Hype, hope and headlines
The relationship between scientists, the media and the public is fraught with the dangers of miscommunication and exploitation. The question of where the responsibility must lie when a patient becomes a victim is not easily answered. This is particularly true of fertility research, an area that...
The relationship between scientists, the media and the public is fraught with the dangers of miscommunication and exploitation. The question of where the responsibility must lie when a patient becomes a victim is not easily answered. This is particularly true of fertility research, an area that touches on one of the most profound aspects of all our lives.
While some of us may be more impatient than others for the dawn of quantum computing, the wait is unlikely to have any personal cost. The same is not true of fertility research where the cost is the chance of parenthood and the temporal window is not even a lifetime, but the reproductive cycle of a woman. New technologies can take decades to be developed from concept to finished product, for some families waiting for the gold standard of proof in clinical trials, randomized controlled testing, this is not an option. The urgent nature of fertility treatment demands a more nuanced evaluation of evidence. The question is then, who is responsible for this? Should scientists and doctors withhold unproven results? Is it the role of a science journalist to identify bad research? Or is the patient ultimately responsible for their own decisions?

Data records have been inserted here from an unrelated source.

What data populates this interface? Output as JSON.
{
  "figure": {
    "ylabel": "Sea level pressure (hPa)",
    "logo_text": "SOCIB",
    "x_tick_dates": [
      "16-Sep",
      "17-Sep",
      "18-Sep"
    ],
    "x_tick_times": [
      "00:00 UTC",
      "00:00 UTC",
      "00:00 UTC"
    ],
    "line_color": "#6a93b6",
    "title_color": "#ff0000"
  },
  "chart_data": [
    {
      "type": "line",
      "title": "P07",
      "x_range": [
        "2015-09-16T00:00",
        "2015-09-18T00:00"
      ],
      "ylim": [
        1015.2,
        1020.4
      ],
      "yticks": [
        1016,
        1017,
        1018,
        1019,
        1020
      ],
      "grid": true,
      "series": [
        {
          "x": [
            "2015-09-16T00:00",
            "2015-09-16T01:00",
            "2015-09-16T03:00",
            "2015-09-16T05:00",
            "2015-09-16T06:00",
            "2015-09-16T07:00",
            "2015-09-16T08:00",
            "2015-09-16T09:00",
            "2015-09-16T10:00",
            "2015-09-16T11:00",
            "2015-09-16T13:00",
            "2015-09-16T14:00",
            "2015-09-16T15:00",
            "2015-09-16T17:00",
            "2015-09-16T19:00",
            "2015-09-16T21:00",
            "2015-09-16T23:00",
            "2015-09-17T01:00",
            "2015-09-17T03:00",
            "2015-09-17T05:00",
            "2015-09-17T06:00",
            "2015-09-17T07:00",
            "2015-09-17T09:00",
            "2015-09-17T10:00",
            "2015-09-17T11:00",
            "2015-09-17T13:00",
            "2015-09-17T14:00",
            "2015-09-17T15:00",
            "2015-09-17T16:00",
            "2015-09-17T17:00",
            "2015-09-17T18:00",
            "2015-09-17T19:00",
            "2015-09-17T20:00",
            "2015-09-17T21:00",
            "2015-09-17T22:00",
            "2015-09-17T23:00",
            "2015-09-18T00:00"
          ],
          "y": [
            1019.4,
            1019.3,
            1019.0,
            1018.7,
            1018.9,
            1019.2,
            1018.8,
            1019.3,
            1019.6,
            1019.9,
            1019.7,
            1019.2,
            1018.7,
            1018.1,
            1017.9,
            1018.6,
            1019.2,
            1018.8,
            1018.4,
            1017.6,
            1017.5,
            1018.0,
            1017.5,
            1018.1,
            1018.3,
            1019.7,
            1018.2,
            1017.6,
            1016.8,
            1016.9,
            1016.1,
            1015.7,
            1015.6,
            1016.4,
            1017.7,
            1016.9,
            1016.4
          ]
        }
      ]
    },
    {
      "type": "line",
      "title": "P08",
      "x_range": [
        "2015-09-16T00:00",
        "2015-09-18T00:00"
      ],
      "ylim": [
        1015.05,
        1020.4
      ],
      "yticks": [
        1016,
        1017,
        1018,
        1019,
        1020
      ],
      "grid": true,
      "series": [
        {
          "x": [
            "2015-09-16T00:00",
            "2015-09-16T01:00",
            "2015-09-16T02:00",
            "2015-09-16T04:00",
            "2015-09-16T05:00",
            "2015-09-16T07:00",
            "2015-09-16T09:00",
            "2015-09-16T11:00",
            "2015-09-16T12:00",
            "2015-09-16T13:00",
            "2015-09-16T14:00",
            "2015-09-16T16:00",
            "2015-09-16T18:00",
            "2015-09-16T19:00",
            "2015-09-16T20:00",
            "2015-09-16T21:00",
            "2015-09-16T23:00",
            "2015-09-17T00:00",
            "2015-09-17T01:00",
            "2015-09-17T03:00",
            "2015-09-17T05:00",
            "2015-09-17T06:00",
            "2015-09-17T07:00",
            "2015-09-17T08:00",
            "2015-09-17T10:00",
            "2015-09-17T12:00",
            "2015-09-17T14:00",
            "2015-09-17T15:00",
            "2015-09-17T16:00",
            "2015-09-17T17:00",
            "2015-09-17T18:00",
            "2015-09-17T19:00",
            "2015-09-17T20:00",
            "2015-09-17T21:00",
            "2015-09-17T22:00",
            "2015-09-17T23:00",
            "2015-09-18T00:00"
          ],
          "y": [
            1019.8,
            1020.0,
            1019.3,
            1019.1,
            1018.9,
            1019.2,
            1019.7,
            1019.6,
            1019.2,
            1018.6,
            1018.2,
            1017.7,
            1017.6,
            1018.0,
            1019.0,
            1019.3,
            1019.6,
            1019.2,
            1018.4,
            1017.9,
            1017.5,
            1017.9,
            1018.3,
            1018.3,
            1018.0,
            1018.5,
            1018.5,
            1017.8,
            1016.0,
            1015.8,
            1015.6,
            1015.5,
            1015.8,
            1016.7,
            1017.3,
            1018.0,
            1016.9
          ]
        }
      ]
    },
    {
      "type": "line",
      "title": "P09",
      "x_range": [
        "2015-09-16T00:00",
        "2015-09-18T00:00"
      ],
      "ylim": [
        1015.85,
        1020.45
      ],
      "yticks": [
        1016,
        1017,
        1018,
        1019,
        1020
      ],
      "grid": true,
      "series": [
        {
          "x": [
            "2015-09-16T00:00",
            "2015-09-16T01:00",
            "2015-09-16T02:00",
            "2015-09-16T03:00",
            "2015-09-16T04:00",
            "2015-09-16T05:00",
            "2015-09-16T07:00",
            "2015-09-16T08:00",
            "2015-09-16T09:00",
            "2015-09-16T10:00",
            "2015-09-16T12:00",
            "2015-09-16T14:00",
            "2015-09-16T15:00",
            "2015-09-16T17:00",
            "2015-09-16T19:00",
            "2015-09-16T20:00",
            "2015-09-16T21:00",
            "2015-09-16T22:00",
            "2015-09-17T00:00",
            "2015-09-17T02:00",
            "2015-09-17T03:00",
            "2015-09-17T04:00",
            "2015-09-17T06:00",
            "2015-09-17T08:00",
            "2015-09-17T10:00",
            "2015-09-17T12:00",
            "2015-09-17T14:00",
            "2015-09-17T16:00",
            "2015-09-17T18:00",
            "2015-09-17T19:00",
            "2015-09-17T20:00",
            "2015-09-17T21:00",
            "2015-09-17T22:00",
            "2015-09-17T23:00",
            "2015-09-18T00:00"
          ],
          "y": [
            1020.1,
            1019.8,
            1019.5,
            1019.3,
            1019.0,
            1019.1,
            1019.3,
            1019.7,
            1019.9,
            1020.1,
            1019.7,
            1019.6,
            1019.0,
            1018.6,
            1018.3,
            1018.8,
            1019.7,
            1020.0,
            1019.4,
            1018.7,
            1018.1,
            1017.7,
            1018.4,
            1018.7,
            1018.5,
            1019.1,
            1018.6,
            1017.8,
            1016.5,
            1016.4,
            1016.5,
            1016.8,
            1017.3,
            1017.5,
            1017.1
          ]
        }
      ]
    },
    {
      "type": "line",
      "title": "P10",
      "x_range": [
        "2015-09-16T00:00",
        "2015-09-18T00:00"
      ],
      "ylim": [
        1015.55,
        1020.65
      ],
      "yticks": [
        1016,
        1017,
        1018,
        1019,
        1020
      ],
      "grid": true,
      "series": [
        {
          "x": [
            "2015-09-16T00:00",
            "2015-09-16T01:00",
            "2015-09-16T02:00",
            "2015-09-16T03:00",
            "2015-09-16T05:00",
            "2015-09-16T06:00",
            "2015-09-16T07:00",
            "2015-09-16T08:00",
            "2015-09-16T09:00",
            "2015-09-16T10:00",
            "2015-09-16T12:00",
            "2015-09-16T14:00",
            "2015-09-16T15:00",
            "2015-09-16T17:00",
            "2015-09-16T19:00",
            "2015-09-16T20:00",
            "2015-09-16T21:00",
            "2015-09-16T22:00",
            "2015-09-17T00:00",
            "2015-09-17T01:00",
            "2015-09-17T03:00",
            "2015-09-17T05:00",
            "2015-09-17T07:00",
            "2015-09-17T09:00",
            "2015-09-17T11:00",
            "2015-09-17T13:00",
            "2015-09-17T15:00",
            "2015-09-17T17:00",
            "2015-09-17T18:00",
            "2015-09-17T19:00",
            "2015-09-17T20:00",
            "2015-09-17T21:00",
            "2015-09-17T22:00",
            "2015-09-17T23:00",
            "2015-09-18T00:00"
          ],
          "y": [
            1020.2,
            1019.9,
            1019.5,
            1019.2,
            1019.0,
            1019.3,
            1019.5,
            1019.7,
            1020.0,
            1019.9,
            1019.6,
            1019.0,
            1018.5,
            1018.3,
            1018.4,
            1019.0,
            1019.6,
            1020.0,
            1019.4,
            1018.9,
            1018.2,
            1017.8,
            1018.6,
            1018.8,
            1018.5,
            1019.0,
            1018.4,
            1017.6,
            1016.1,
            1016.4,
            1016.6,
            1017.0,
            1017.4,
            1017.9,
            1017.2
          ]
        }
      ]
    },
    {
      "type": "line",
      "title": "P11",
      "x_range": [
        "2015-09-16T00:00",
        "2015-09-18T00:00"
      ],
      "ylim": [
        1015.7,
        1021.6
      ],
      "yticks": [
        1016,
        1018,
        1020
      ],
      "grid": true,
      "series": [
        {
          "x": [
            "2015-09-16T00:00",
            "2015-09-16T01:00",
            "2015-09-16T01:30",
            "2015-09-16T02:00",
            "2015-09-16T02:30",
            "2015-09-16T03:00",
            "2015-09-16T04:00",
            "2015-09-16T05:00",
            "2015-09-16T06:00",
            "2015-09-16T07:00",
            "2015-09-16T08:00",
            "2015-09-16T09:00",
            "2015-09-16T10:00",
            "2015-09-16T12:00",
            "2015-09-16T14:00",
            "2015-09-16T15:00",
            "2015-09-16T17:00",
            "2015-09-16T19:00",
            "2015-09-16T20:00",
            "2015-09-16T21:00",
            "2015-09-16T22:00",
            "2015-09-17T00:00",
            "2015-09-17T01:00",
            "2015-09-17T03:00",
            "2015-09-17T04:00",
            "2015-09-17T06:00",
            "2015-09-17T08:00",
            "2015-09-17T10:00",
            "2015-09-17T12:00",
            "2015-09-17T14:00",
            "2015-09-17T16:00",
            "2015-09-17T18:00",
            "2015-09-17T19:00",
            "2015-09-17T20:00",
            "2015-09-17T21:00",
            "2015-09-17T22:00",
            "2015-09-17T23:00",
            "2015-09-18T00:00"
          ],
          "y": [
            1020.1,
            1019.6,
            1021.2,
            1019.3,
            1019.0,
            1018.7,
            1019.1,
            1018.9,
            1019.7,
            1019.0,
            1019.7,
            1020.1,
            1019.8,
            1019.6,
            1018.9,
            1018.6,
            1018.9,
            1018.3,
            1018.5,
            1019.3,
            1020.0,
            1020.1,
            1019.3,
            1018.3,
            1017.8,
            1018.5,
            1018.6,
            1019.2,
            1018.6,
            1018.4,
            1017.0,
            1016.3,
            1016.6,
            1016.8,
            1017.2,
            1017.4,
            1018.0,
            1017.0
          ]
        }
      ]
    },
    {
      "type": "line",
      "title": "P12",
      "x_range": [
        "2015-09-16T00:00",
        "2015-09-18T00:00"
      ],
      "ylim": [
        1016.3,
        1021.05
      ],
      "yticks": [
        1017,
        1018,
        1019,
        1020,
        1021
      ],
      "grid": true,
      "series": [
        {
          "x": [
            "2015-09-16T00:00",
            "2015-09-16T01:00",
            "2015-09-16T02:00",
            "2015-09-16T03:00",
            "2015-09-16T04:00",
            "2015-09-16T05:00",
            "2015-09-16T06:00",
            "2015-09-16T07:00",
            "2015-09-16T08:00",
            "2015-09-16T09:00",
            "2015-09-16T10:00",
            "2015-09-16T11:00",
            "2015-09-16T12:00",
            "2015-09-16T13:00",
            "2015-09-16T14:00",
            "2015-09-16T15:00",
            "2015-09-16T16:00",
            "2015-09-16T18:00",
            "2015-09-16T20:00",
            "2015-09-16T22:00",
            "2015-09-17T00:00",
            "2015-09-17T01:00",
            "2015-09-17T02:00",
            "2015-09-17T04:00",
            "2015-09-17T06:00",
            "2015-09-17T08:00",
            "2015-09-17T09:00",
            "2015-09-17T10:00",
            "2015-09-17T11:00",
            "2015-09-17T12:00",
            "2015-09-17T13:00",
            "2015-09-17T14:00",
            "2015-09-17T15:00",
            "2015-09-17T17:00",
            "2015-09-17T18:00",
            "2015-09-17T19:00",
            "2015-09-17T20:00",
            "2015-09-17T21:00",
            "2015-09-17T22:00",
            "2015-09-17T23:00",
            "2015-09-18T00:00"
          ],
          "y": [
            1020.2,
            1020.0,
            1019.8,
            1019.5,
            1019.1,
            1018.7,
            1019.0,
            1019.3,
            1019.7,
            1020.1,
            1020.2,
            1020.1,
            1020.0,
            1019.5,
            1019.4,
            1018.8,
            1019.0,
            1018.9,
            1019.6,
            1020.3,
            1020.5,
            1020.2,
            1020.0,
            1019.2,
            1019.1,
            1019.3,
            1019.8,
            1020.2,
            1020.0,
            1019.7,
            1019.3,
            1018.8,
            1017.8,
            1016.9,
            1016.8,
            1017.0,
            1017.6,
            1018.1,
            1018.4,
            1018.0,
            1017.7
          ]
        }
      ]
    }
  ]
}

Some argue that all scientific research should be open access, we shouldn’t patronise the public through censorship. The minimum requirement is factual, well referenced reporting. It is the patient’s role to undertake their own research and weigh up evidence against potential risk and cost utilising public guidelines such as those issued by NICE (National Institute of Health and Care Excellence). However it is doctors who have the access to treatments and the expertise to best advise their patients, putting them ultimately in the position of power. An uncomfortable tension then arises between scientific integrity and good business. Is it exploitative for a clinician to offer an expensive but unproven treatment to a desperate family? Or for a research group to portray their results in a favourable light in order to garner more funding?
What’s more private clinics driven by commercial interest offer many treatments unavailable on the NHS. This creates a consumer-led industry that knocks scientific progress off course, to the detriment of future generations. If the newest treatments can always be demanded, there is no body of patients to undertake large clinical trials and evidence for existing treatments will get weaker and weaker. There is a disjuncture between the conception of the general public of science as an orthodox body of knowledge and the reality that clinical trials are extremely sensitive and interpreting results is not straightforward. Journalists, hungry for heart-pounding stories of miracle babies and with deadlines to meet, often widen rather than resolve this gulf. A good science journalist must take some responsibility, as mediator between expert and lay person, to report tentative results with caution. It is perhaps the duty of the science writer to report all progress, however incremental. But small steps can too often translate as a ‘breakthrough new technology’ in print.
These issues were all discussed at a recent debate held by PET, the Progress Educational Trust, who seek to influence policy on ethical issues in science. The debate concluded that accountability must be held by all in the information stream. The take home message - pause before you publish.